The Incident of Slaghter's Nek
The history of this period and of the entire relationship of English and Dutch toward each other and toward the natives is the record of a high civilization and wide code of liberty—though with many admitted weaknesses and errors of judgment—coming into contact, and inevitable conflict, with a wild and crude system of life and an intensely ignorant and isolated people. The famous incident of Slaghter's Nek illustrates this fact most thoroughly. In 1814 a Hottentot apprentice, named Booy, complained to the Cradock magistrate that his master, Frederick Bezuidenhout, refused to allow him to leave his service or to remove his few belongings. Instructions were given to investigate the case and it was found that the man's time of service had expired, as he claimed, and that under the law of the Colony he was, and should be, at liberty to leave his master. Bezuidenhout refused, however, to obey the order issued for the man's release, although admitting the facts to be as stated; declared that such interference between him and his Hottentot was a presumptuous invasion of his rights; and defied the authorities by beating the man and sending him with a message to the magistrate that he would treat him in the same manner if he dared to come upon his grounds to touch the property or person of a native. He treated a summons to appear before the District Court and then before the High Court of Justice with equal contempt; and when a small force was sent to bring him under subjection to the law, he retired to a cave, well supplied with food and ammunition, and fired upon his assailants until he was himself shot dead.
A Small Rebellion
The matter would not have been important, except as illustrating the contempt for law and still greater contempt for the natives which had developed amongst the farmers, had it not been for what followed.

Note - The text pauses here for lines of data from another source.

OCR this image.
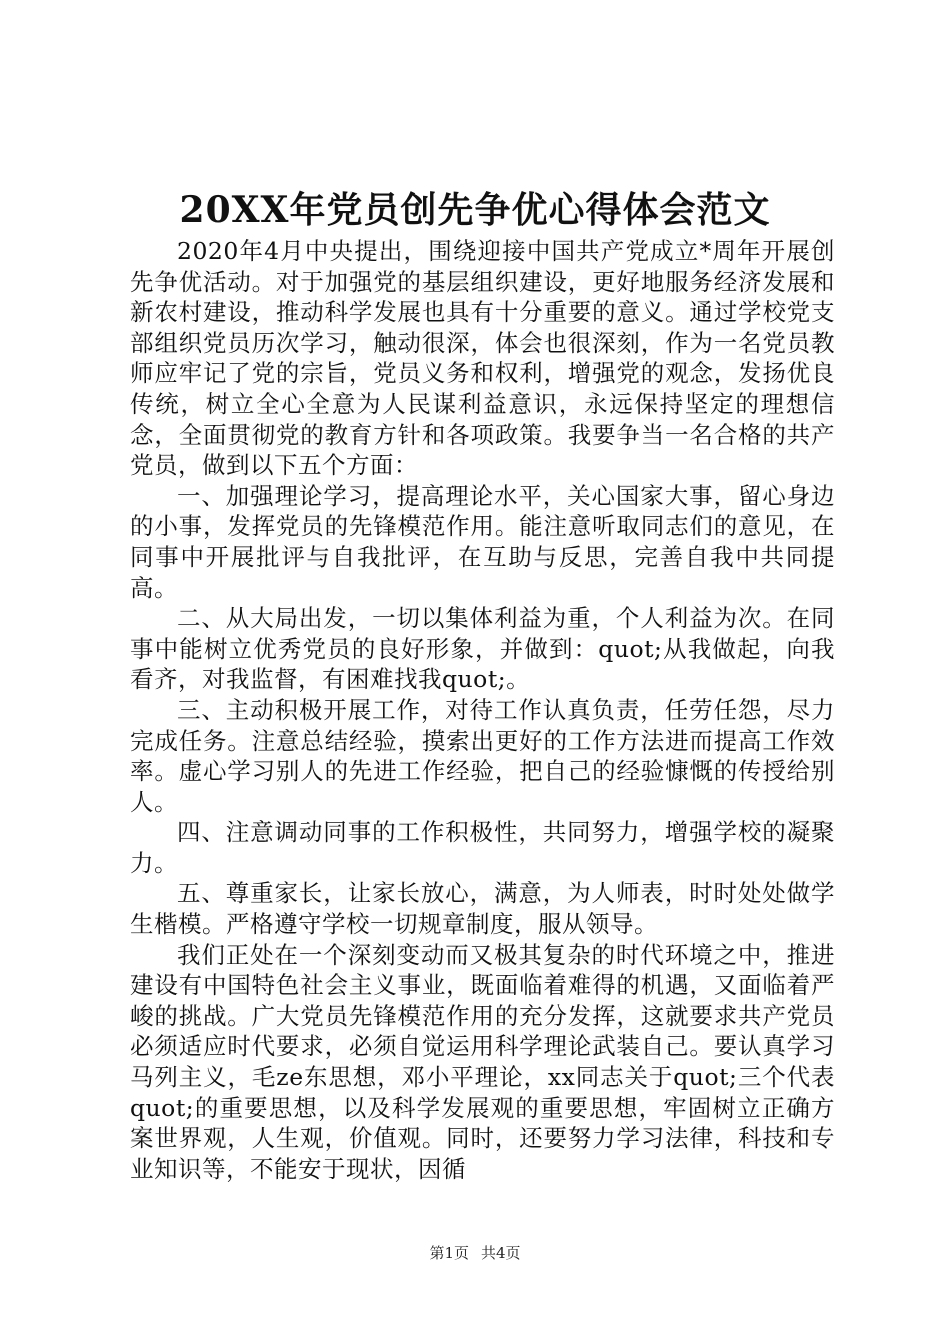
20XX年党员创先争优心得体会范文

2020年4月中央提出，围绕迎接中国共产党成立*周年开展创先争优活动。对于加强党的基层组织建设，更好地服务经济发展和新农村建设，推动科学发展也具有十分重要的意义。通过学校党支部组织党员历次学习，触动很深，体会也很深刻，作为一名党员教师应牢记了党的宗旨，党员义务和权利，增强党的观念，发扬优良传统，树立全心全意为人民谋利益意识，永远保持坚定的理想信念，全面贯彻党的教育方针和各项政策。我要争当一名合格的共产党员，做到以下五个方面：

一、加强理论学习，提高理论水平，关心国家大事，留心身边的小事，发挥党员的先锋模范作用。能注意听取同志们的意见，在同事中开展批评与自我批评，在互助与反思，完善自我中共同提高。

二、从大局出发，一切以集体利益为重，个人利益为次。在同事中能树立优秀党员的良好形象，并做到：quot;从我做起，向我看齐，对我监督，有困难找我quot;。

三、主动积极开展工作，对待工作认真负责，任劳任怨，尽力完成任务。注意总结经验，摸索出更好的工作方法进而提高工作效率。虚心学习别人的先进工作经验，把自己的经验慷慨的传授给别人。

四、注意调动同事的工作积极性，共同努力，增强学校的凝聚力。

五、尊重家长，让家长放心，满意，为人师表，时时处处做学生楷模。严格遵守学校一切规章制度，服从领导。

我们正处在一个深刻变动而又极其复杂的时代环境之中，推进建设有中国特色社会主义事业，既面临着难得的机遇，又面临着严峻的挑战。广大党员先锋模范作用的充分发挥，这就要求共产党员必须适应时代要求，必须自觉运用科学理论武装自己。要认真学习马列主义，毛ze东思想，邓小平理论，xx同志关于quot;三个代表quot;的重要思想，以及科学发展观的重要思想，牢固树立正确方案世界观，人生观，价值观。同时，还要努力学习法律，科技和专业知识等，不能安于现状，因循

第1页 共4页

The brothers and immediate friends of Bezuidenhout attended his funeral and hatched a small rebellion, in which about fifty men joined—the object being an attack upon the Hottentots of the neighborhood. Loyal Boers of the vicinity joined the forces which were at once sent down to suppress the trouble, and all the rebels were captured, with the exception of Jan Bezuidenhout, who refused to surrender and was shot dead. Thirty-nine prisoners were tried by the High Court and six were sentenced to death. Lord Charles Somerset, after a careful investigation of the whole matter, would only mitigate one of the sentences, and five men were therefore hanged for this wild and almost incomprehensible folly.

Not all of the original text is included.